Madonna performs in Times Square for a Grindr concert for “Confessions II”Starmax/ZUMA
While watching Madonna’s recent Times Square takeover—sponsored by the gay “dating” app Grindr—it struck me. And I couldn’t stop thinking about it.
Something about Madonna’s performance made me immediately think of Nancy Pelosi. (Do with that what you will.) Both women are legendary trailblazers in their own right, foundational to their respective worlds, and yet always in a complicated negotiation with the legacy they’re leaving behind.
From the very start, both women were dismissed by the world around them, eventually defying expectations and a male-driven culture that wished to deem them unworthy. They both found longevity in their worlds due to reinvention, navigating the changing winds of pop culture or political landscapes by having to shape shift in ways their male counterparts never had to.
It’s hard to put my finger on what exactly sparked the comparison—maybe initially, it was the superficial fact of both being women who take up powerful spaces and refuse to let the world tell them they can’t do powerful things. Maybe it’s also that when these women dare to exist in public, we write about it, talk about it, send clips to our group chats about it.
But there was something else too. As Madonna precariously dangled her leg over the edge of a Times Square banister while she promotes Confessions II, the long-awaited follow-up to her 2005 chart-topping Confessions on a Dance Floor, I was hit with a type of exhaustion. It was a feeling I felt when Pelosi was exiting Congress.
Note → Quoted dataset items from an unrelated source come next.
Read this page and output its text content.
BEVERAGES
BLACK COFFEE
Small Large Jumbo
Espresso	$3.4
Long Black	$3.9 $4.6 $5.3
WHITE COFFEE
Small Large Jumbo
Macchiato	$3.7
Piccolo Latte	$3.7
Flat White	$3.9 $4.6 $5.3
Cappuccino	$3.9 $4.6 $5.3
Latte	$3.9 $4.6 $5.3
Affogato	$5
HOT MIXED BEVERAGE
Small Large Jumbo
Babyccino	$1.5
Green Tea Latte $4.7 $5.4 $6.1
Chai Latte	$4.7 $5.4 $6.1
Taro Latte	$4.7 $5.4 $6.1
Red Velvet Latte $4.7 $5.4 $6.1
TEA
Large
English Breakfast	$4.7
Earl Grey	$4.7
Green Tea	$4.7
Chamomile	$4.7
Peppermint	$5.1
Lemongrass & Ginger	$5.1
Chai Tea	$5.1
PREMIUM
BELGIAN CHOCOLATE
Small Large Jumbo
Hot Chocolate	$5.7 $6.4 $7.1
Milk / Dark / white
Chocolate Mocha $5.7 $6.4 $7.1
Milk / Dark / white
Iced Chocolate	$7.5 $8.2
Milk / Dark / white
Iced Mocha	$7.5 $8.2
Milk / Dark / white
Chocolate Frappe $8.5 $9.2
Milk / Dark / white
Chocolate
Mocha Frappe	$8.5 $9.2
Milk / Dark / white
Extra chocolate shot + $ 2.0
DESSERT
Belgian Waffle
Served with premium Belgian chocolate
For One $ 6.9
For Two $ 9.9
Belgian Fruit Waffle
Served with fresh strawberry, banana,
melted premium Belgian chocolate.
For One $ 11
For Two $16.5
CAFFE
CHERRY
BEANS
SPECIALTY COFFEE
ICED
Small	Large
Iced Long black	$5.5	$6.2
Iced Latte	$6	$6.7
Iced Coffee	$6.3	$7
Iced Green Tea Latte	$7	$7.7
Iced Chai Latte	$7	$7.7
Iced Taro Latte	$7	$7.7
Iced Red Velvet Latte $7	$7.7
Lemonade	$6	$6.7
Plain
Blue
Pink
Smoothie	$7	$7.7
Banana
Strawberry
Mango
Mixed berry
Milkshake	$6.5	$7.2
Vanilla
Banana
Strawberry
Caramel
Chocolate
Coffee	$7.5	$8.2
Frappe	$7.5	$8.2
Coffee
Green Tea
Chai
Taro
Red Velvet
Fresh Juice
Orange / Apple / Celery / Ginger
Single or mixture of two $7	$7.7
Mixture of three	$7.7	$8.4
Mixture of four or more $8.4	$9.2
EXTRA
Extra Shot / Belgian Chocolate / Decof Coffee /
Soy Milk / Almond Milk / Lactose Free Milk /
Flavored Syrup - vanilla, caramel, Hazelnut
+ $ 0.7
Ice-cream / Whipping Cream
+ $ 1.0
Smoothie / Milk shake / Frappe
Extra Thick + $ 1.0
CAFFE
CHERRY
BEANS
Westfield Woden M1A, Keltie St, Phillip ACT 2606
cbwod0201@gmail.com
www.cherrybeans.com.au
Madonna and Pelosi, in all their power, once created the winds of culture and politics. Now, it seems, they chase them.
But maybe that’s real legacy. It’s not about newness or the albums or gavels, but the audacity to still be here, unbothered and reveling in knowing you already did it. In a culture terrified of irrelevance, there’s something loudly radical about two women who’ve already proved everything—and know it.